Ever since the Medicare Part D prescription drug plan rolled out in 2006, many seniors have been facing costly myriad concerns and issues over what has been labeled as the “donut hole.” The hole, or gap in coverage that leaves it up to individuals to cover a portion of their prescription costs, affected between three and seven million beneficiaries in 2006, leaving many in a tight financial spot. It turns out that the estimate will rise in 2007.
So what can Medicare beneficiaries do about this costly and often very frustrating problem?
According to The Journal of the American Medical Association (JAMA), there are steps you can take to avoid falling into the donut hole. The first step? Careful planning and consulting with your doctor about your current and future medication needs in order to see what the most fiscally conservative options are for you. While it’s up to you to decipher Part D, experts have noted that having a strong relationship with your doctor — who you can consult with when it comes to the medications you are taking — can be very advantageous.
So how does the donut hole occur, exactly? Essentially, in the standard version of Part D (for 2007), you are responsible for an initial deductible of $265. After that, you are responsible for 25% of the following $2,135, which translates to $534 in medication costs. This is where the donut hole happens — you are required to pay out of pocket for the next $3,051 in drug costs. So, that basically translates to you paying out $3,850 of the initial $5,451 in drug costs — this includes premiums as well. Once you surpass the $5,451 mark, you only pay five percent of your drug expenditures.
To say that these are staggering costs for most seniors is an understatement. Many seniors in the U.S. are living on either a pension and/or their retirement savings, which are being eaten away at by their rising medical costs. This is even more difficult for those seniors who do not have any drug coverage or who have traditional drug coverage that may include tiered co-payments.
So what can you do to prevent falling into the donut hole? For starters, as I already mentioned, your doctor is an excellent resource.

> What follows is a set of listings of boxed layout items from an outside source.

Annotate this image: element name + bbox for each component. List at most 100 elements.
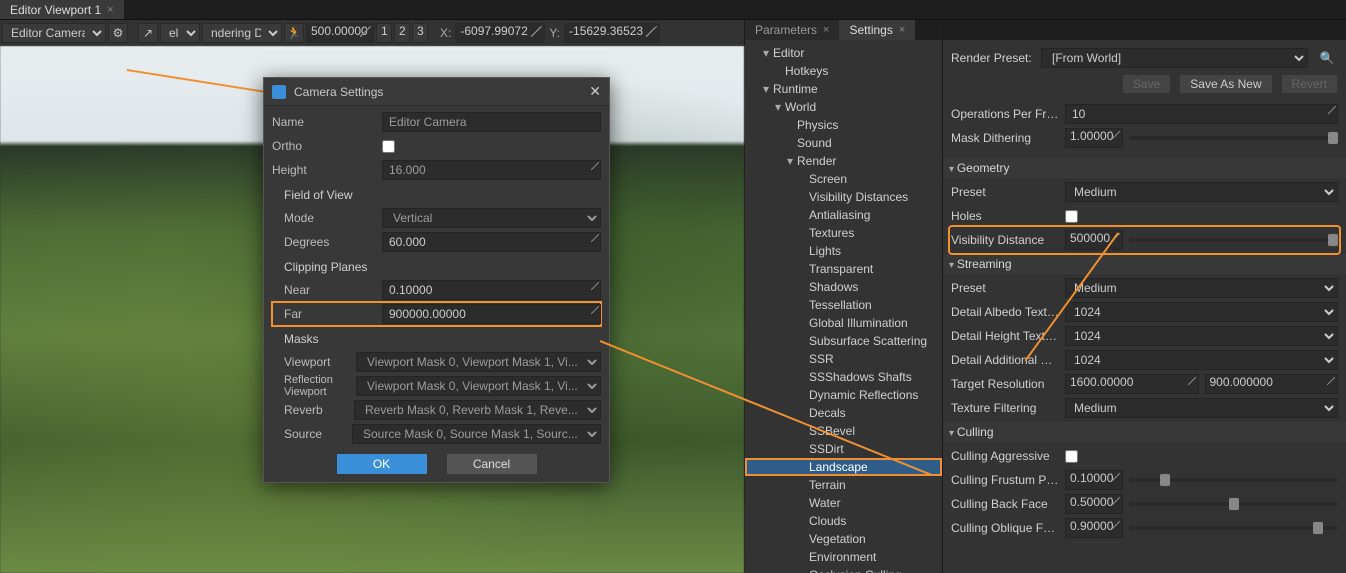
targres-y-field[interactable]: 900.000000 xyxy=(1205,374,1339,394)
ok-button[interactable]: OK xyxy=(337,454,427,474)
streaming-section[interactable]: Streaming xyxy=(943,254,1346,274)
tree-item-render[interactable]: ▾Render xyxy=(745,152,942,170)
tree-item-water[interactable]: Water xyxy=(745,494,942,512)
tree-item-environment[interactable]: Environment xyxy=(745,548,942,566)
mask-dithering-slider[interactable] xyxy=(1129,136,1338,140)
run-icon[interactable]: 🏃 xyxy=(284,23,304,43)
source-mask-select[interactable]: Source Mask 0, Source Mask 1, Sourc... xyxy=(352,424,601,444)
tree-item-transparent[interactable]: Transparent xyxy=(745,260,942,278)
tree-item-global-illumination[interactable]: Global Illumination xyxy=(745,314,942,332)
tree-item-occlusion-culling[interactable]: Occlusion Culling xyxy=(745,566,942,573)
tree-item-screen[interactable]: Screen xyxy=(745,170,942,188)
texfilt-select[interactable]: Medium xyxy=(1065,398,1338,418)
revert-button[interactable]: Revert xyxy=(1281,74,1338,94)
tree-item-shadows[interactable]: Shadows xyxy=(745,278,942,296)
cullagg-label: Culling Aggressive xyxy=(951,449,1059,463)
cullback-field[interactable]: 0.50000 xyxy=(1065,494,1123,514)
targres-x-field[interactable]: 1600.00000 xyxy=(1065,374,1199,394)
tab-parameters[interactable]: Parameters× xyxy=(745,20,839,40)
addmask-select[interactable]: 1024 xyxy=(1065,350,1338,370)
camera-select[interactable]: Editor Camera xyxy=(2,23,106,43)
close-icon[interactable]: × xyxy=(107,4,113,16)
tab-editor-viewport[interactable]: Editor Viewport 1 × xyxy=(0,0,124,19)
visibility-distance-row: Visibility Distance 500000. xyxy=(951,228,1338,252)
viewport-layout-3[interactable]: 3 xyxy=(412,23,428,43)
refl-mask-select[interactable]: Viewport Mask 0, Viewport Mask 1, Vi... xyxy=(356,376,601,396)
search-icon[interactable]: 🔍 xyxy=(1316,47,1338,69)
tree-item-sound[interactable]: Sound xyxy=(745,134,942,152)
tree-item-ssbevel[interactable]: SSBevel xyxy=(745,422,942,440)
viewport-layout-1[interactable]: 1 xyxy=(376,23,392,43)
save-button[interactable]: Save xyxy=(1122,74,1171,94)
tree-item-subsurface-scattering[interactable]: Subsurface Scattering xyxy=(745,332,942,350)
geom-preset-label: Preset xyxy=(951,185,1059,199)
gear-icon[interactable]: ⚙ xyxy=(108,23,128,43)
visdist-field[interactable]: 500000. xyxy=(1065,230,1123,250)
tree-item-visibility-distances[interactable]: Visibility Distances xyxy=(745,188,942,206)
tree-item-runtime[interactable]: ▾Runtime xyxy=(745,80,942,98)
stream-preset-select[interactable]: Medium xyxy=(1065,278,1338,298)
culling-section[interactable]: Culling xyxy=(943,422,1346,442)
close-icon[interactable]: × xyxy=(899,24,905,36)
ops-per-frame-label: Operations Per Frame xyxy=(951,107,1059,121)
tree-item-ssr[interactable]: SSR xyxy=(745,350,942,368)
geometry-section[interactable]: Geometry xyxy=(943,158,1346,178)
helpers-select[interactable]: elpe xyxy=(160,23,200,43)
cancel-button[interactable]: Cancel xyxy=(447,454,537,474)
render-preset-select[interactable]: [From World] xyxy=(1041,48,1308,68)
fov-mode-select[interactable]: Vertical xyxy=(382,208,601,228)
cullfru-field[interactable]: 0.10000 xyxy=(1065,470,1123,490)
tree-item-antialiasing[interactable]: Antialiasing xyxy=(745,206,942,224)
cullback-slider[interactable] xyxy=(1129,502,1338,506)
cullfru-slider[interactable] xyxy=(1129,478,1338,482)
render-debug-select[interactable]: ndering Deb xyxy=(202,23,282,43)
tree-item-ssdirt[interactable]: SSDirt xyxy=(745,440,942,458)
cullback-label: Culling Back Face xyxy=(951,497,1059,511)
cullagg-checkbox[interactable] xyxy=(1065,450,1078,463)
ortho-checkbox[interactable] xyxy=(382,140,395,153)
mask-dithering-field[interactable]: 1.00000 xyxy=(1065,128,1123,148)
tree-item-textures[interactable]: Textures xyxy=(745,224,942,242)
holes-checkbox[interactable] xyxy=(1065,210,1078,223)
ops-per-frame-field[interactable] xyxy=(1065,104,1338,124)
viewport-mask-select[interactable]: Viewport Mask 0, Viewport Mask 1, Vi... xyxy=(356,352,601,372)
reverb-mask-select[interactable]: Reverb Mask 0, Reverb Mask 1, Reve... xyxy=(354,400,601,420)
visdist-slider[interactable] xyxy=(1129,238,1338,242)
viewport-layout-2[interactable]: 2 xyxy=(394,23,410,43)
tree-item-ssshadows-shafts[interactable]: SSShadows Shafts xyxy=(745,368,942,386)
tree-item-lights[interactable]: Lights xyxy=(745,242,942,260)
albedo-select[interactable]: 1024 xyxy=(1065,302,1338,322)
geom-preset-select[interactable]: Medium xyxy=(1065,182,1338,202)
tree-item-dynamic-reflections[interactable]: Dynamic Reflections xyxy=(745,386,942,404)
tree-item-clouds[interactable]: Clouds xyxy=(745,512,942,530)
navigation-mode-icon[interactable]: ↗ xyxy=(138,23,158,43)
coord-x-label: X: xyxy=(438,26,453,40)
dialog-title: Camera Settings xyxy=(294,85,383,99)
tree-item-world[interactable]: ▾World xyxy=(745,98,942,116)
gizmo-size-field[interactable]: 500.00000 xyxy=(306,23,374,43)
coord-y-field[interactable]: -15629.36523 xyxy=(564,23,660,43)
close-icon[interactable]: × xyxy=(823,24,829,36)
tree-item-tessellation[interactable]: Tessellation xyxy=(745,296,942,314)
close-icon[interactable]: ✕ xyxy=(589,83,601,100)
tree-item-hotkeys[interactable]: Hotkeys xyxy=(745,62,942,80)
culloblq-slider[interactable] xyxy=(1129,526,1338,530)
tree-item-decals[interactable]: Decals xyxy=(745,404,942,422)
camera-name-field[interactable] xyxy=(382,112,601,132)
camera-height-field[interactable] xyxy=(382,160,601,180)
heighttex-select[interactable]: 1024 xyxy=(1065,326,1338,346)
culloblq-field[interactable]: 0.90000 xyxy=(1065,518,1123,538)
near-clip-field[interactable] xyxy=(382,280,601,300)
coord-x-field[interactable]: -6097.99072 xyxy=(455,23,545,43)
tree-item-physics[interactable]: Physics xyxy=(745,116,942,134)
tree-item-vegetation[interactable]: Vegetation xyxy=(745,530,942,548)
app-icon xyxy=(272,85,286,99)
tree-item-terrain[interactable]: Terrain xyxy=(745,476,942,494)
tree-item-editor[interactable]: ▾Editor xyxy=(745,44,942,62)
render-preset-label: Render Preset: xyxy=(951,51,1033,65)
cullfru-label: Culling Frustum Pad... xyxy=(951,473,1059,487)
far-clip-field[interactable] xyxy=(382,304,601,324)
save-as-new-button[interactable]: Save As New xyxy=(1179,74,1272,94)
fov-degrees-field[interactable] xyxy=(382,232,601,252)
tab-settings[interactable]: Settings× xyxy=(839,20,915,40)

He/she can help you forecast your medical needs for the upcoming year and can help you choose alternate or less costly options, such as various therapies or prescriptions for generic drugs. He/she can also help you eliminate drugs or therapies that you may not need to take, which will also help you to reduce your costs. You can also look into Medicare’s “Extra Help” program and see if you are eligible to have your costs subsidized. Check out http://ssl1.benefitscheckup.org or call (800) MEDI- CARE for more information.
You can also try going the generic route with your drugs. Your doctor can switch certain brand-name drug prescriptions for generic ones. Plus, you can check to see if your pills can be scored (split in half by your doctor or pharmacist) if the dosage allows for it. Plus, check out what is available south of the border — many Canadian pharmacies can provide you with the same drugs you are taking at a much lower cost than the American alternatives.
Finally, see if you can apply to various federal or state assistance programs, if you are eligible, as they can help with funding. These include such organizations as federally qualified health centers, the Veteran’s Affair system, and various state discount programs that are being offered to individuals.